Shelley Ritter has been working to preserve and encourage the Delta blues legacy since 2003 as Executive Director of the Delta Blues Museum, a nationally recognized tribute to the legacy and spirit of the blues musicians of the Mississippi Delta. The museum uses photography, artifacts and interactive interpretations through permanent and traveling exhibits to keep the Delta blues heritage alive and share the spirit exemplified by musicians like Robert Johnson and Sam Cooke with locals and visitors alike.

The Delta Blues Museum is the oldest music museum in Mississippi, established in 1979 as part of the Carnegie Public Library in Clarksdale, Miss. – the “crossroads” of Highways 61 and 49 known as “the land where blues began.” Located in the historic Clarksdale freight depot since 1999, the museum houses permanent and traveling exhibits including the Delta Blues Museum Stage, which serves as the main venue for many of Clarksdale’s most famous music events, such as the Sunflower River Blues and Juke Joint Festivals.

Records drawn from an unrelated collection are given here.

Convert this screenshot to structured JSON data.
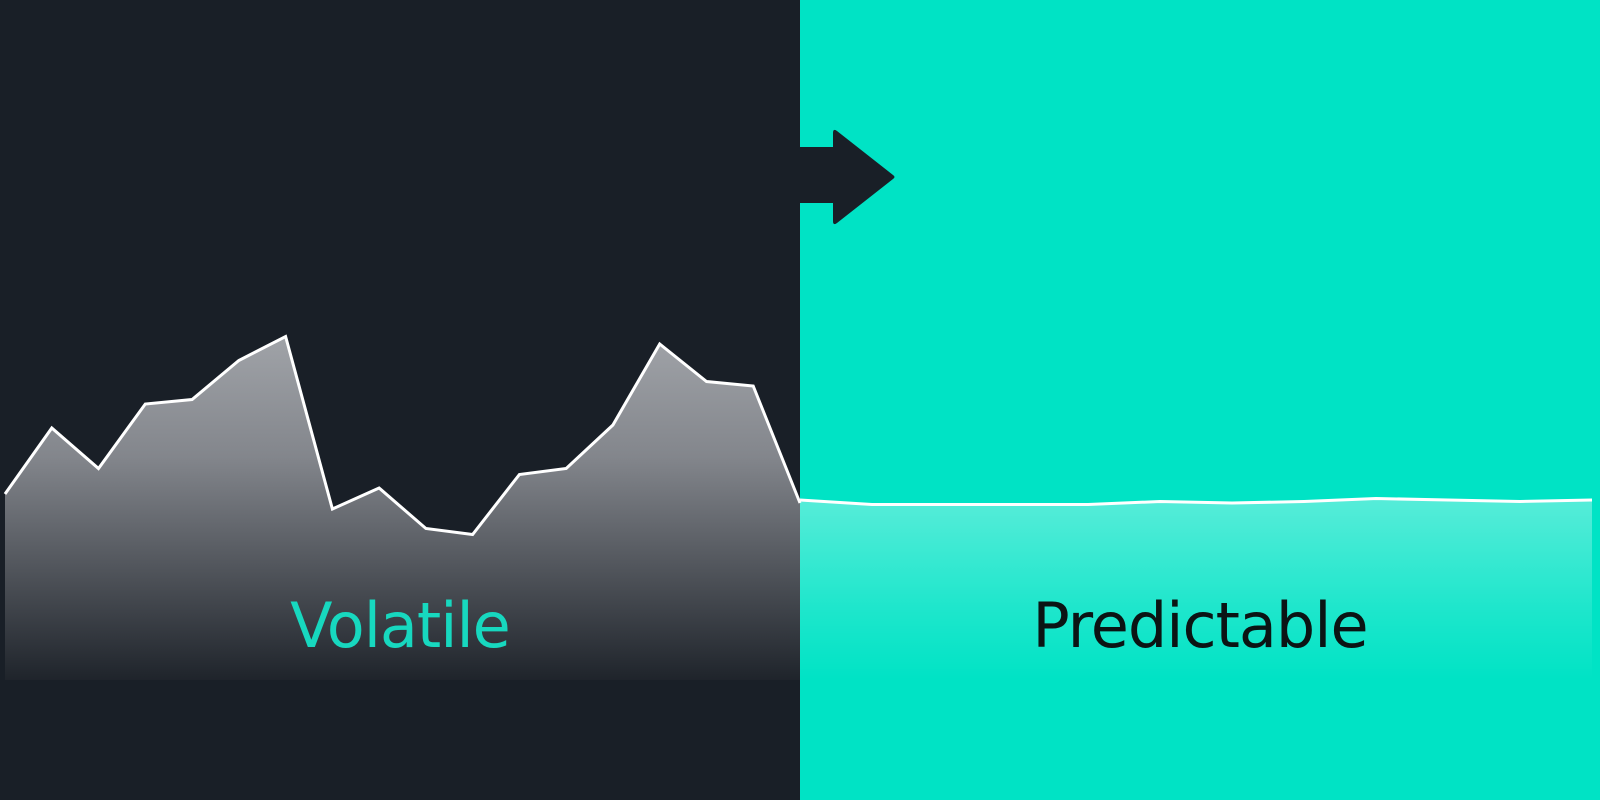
{
  "labels": {
    "left": "Volatile",
    "right": "Predictable"
  },
  "colors": {
    "dark_background": "#191f27",
    "accent": "#00e3c5",
    "volatile_text": "#17d8bf",
    "predictable_text": "#0b1414",
    "line": "#ffffff"
  },
  "icons": {
    "arrow": "arrow-right-icon"
  },
  "series": {
    "volatile": [
      4,
      48,
      21,
      64,
      67,
      93,
      109,
      -6,
      8,
      -19,
      -23,
      17,
      21,
      50,
      104,
      79,
      76,
      -2
    ],
    "predictable": [
      0,
      -3,
      -3,
      -3,
      -3,
      -1,
      -2,
      -1,
      1,
      0,
      -1,
      0
    ]
  }
}
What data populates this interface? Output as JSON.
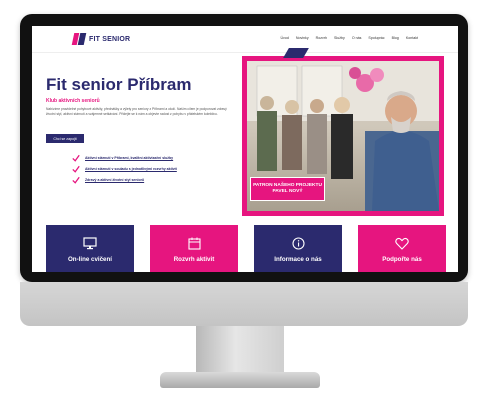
{
  "header": {
    "logo_text": "FIT SENIOR",
    "nav": [
      "Úvod",
      "Novinky",
      "Rozvrh",
      "Služby",
      "O nás",
      "Spoluprác",
      "Blog",
      "Kontakt"
    ]
  },
  "hero": {
    "title": "Fit senior Příbram",
    "subtitle": "Klub aktivních seniorů",
    "body": "Nabízíme pravidelné pohybové aktivity, přednášky a výlety pro seniory z Příbrami a okolí. Naším cílem je podporovat zdravý životní styl, aktivní stárnutí a vzájemné setkávání. Přidejte se k nám a objevte radost z pohybu v přátelském kolektivu.",
    "button_label": "Chci se zapojit",
    "checklist": [
      "Aktivní stárnutí v Příbrami, kvalitní aktivizační služby",
      "Aktivní stárnutí v souladu s jednotlivými rozvrhy aktivit",
      "Zdravý a aktivní životní styl seniorů"
    ]
  },
  "photo": {
    "caption_lines": [
      "PATRON NAŠEHO PROJEKTU",
      "PAVEL NOVÝ"
    ]
  },
  "cards": [
    {
      "label": "On-line cvičení",
      "icon": "monitor-icon",
      "color": "#2b2a6e"
    },
    {
      "label": "Rozvrh aktivit",
      "icon": "calendar-icon",
      "color": "#e6157f"
    },
    {
      "label": "Informace o nás",
      "icon": "info-icon",
      "color": "#2b2a6e"
    },
    {
      "label": "Podpořte nás",
      "icon": "heart-icon",
      "color": "#e6157f"
    }
  ],
  "colors": {
    "navy": "#2b2a6e",
    "pink": "#e6157f"
  }
}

“It’s really significant that Clarksdale recognized the importance of the blues back in 1979 when this started,” Ritter said. “I have always been really proud that this museum exists, and it’s an honor to be a part of the museum and help it move forward to celebrate all of these incredible artists from Clarksdale and the Delta area that really changed music the way that we know it.”

The museum recently added 7,300 square feet of gallery space to the freight depot and has launched the Deeper Roots Campaign to raise $1.2 million for expansion of existing exhibits that will delve further into the story of the blues. The new wing houses the Muddy Waters cabin and will exhibit the heritage of Clarksdale and Coahoma County during the 1940s.

Ritter’s direction has led the museum to nationally recognized success, receiving two nationally competitive awards in 2013 - the Keeping the Blues Alive Award from The Blues Foundation and the National Medal for Museum and Library Services, the nation’s highest honor for museums and libraries, which First Lady Michelle Obama presented to Ritter at a ceremony at the White House in May. The museum was also a finalist for the 2013 National Arts and Humanities Youth Program Award for their arts and education program, which teaches students of all ages to sing and play the blues, even recording two albums during the year-round program.

The museum has been recognized within the Delta region with the Delta Best Award from the Mississippi Delta Strategic Compact in 2012 for outstanding contributions to tourism and a partnership award from the Mississippi Delta Chapter of The Links, Inc., an African American women’s service organization, for its service contributions. It has and continues to excel in capturing the heritage of the Delta region and boosting tourism by effectively educating all those who visit on the richness of Delta culture.